Consider the problem: you want to take notes on a long passage from a book, and you have to figure out how to hold the book’s pages open to the passage at hand so that you can write out your thoughts.
What’s your method?
Here are some methods I have used:
Hold open the book with other books.
This really only works when I am annotating a slim hardback volume and have some heavier and much larger books available. It’s hard to prop open the pages of a thick paperback that is lying flat on the desk. Whatever books I use to weight down the margins of, say, Middlemarch are pitched at a fairly steep angle, and gravity tempts them to slide off as much as it helps them to press down.
Hold open the book with a stone coaster.
Again, this only works for slim, flexible books. A Thirstystone is no match for the stitched signatures of a hardback with just a 1” spine.
Hold open the book with the edge of my coffee mug, with or without the coaster.
A risky proposition. Don’t do this with nice books. Don’t do this with nice coffee mugs. And for heaven’s sake, don’t do this with good coffee.
Prop the edge of my laptop on the left margin of the book and let the right margin hang over the edge of the desk.
The idea here is that gravity will help me by pulling the book open while I frantically type, peeking over my right elbow to see the words on the page before the whole book slides to the floor.
Use an iron doorstop.
Seriously, I have done this. But when the book you’re annotating is itself a doorstop, you have that problem of precarious balance to deal with if you’re trying to hold down the edges of the page. And of course anything you plop down atop the middle of an open passage will obscure your view, and you will need to repeatedly reposition your doorstop to see what you’re trying to write about.

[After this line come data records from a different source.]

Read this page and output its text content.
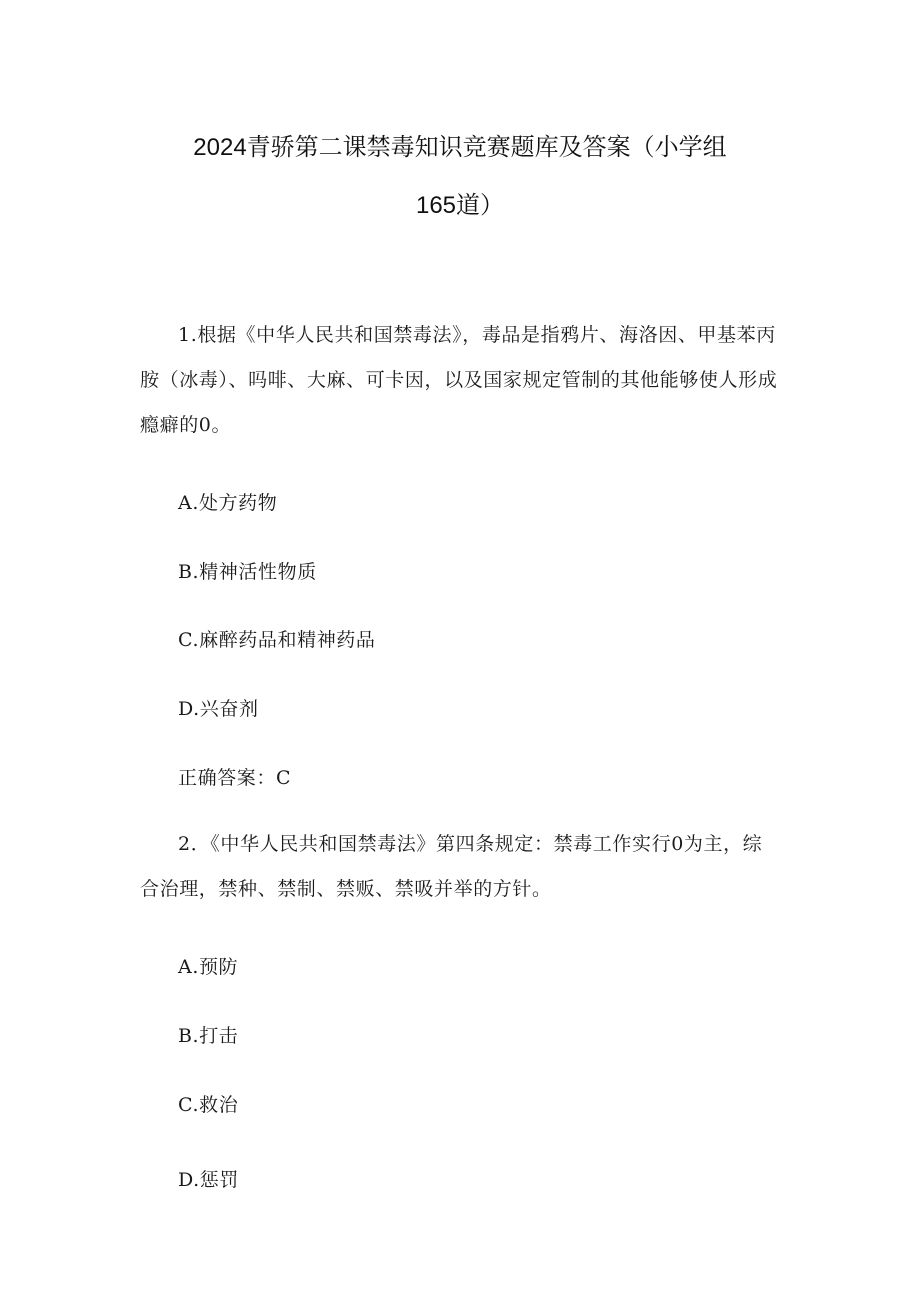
2024青骄第二课禁毒知识竞赛题库及答案（小学组
165道）

1.根据《中华人民共和国禁毒法》，毒品是指鸦片、海洛因、甲基苯丙胺（冰毒）、吗啡、大麻、可卡因，以及国家规定管制的其他能够使人形成瘾癖的0。

A.处方药物

B.精神活性物质

C.麻醉药品和精神药品

D.兴奋剂

正确答案：C

2．《中华人民共和国禁毒法》第四条规定：禁毒工作实行0为主，综合治理，禁种、禁制、禁贩、禁吸并举的方针。

A.预防

B.打击

C.救治

D.惩罚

All of the above solutions only work, when they work at all, if your book is lying flat on the desk.
What if you want to give your back a break and prop the book up on a stand?
In the past, I’ve tried the book-on-books solution to hold open the pages of a book on my book stand. Basically, you have to accommodate three books on the book stand: the book you’re copying from in the center, and then a closed book holding down the leaves on each side. It’s a bulky and inelegant semi-solution.
For years, I have looked longingly at the beautiful leather-clad book weights in the Levenger catalog, always imagining that they were just the thing I needed while hesitating to spend the money it would cost me to find out.
Finally, recently, I decided to test out a Levenger-like book weight for use on my book stand.
I ordered this Super Essentials Bookmark/Weight-Page (or whatever version they were selling of this item a month ago), which seemed promising to me because it weighs twice as much as the Levenger weight and seemed to boast a similar design.
The Super Essentials bookweight is a dumb-bell shaped contraption, enclosing and connecting two disc-shaped weights in a silicone sheath.
Here’s what I can say about this book weight: it’s better than all my previous solutions. It works okay on not-so-thick books with very thin pages, but for thick books on the bookstand it’s a no-go, because there’s not enough room on the book stand’s ledge to save the book weight from having to fight gravity while it also fights the force of the book’s stitching pulling the pages closed.
This is a basic problem of physics. In order to keep from obscuring a large portion of the text, a book weight must be compact. It can’t distribute its force over the entire surface area of the page, because that would hide the page. So it has to be very heavy, but only somewhat selectively, spreading the weight it does have over as much of the page as practicable without hiding the print.
This weight is not heavy enough, and it’s a little too selective. The silicone bar linking the two halves of the book weight is flexible, even floppy. Instead of buttressing and distributuing the force of the two weight disks across the whole bottom of the book, the linking bar yields easily to the natural pull of the binding to close the book’s covers.
With a book lying flat on the desk, the Super Essentials book weight fares better…but only a little. That flaccid connecting bar does this book weight no favors. I don’t know how the leather-clad Levenger weight compares, but I’m guessing it works better than this less elegant knockoff.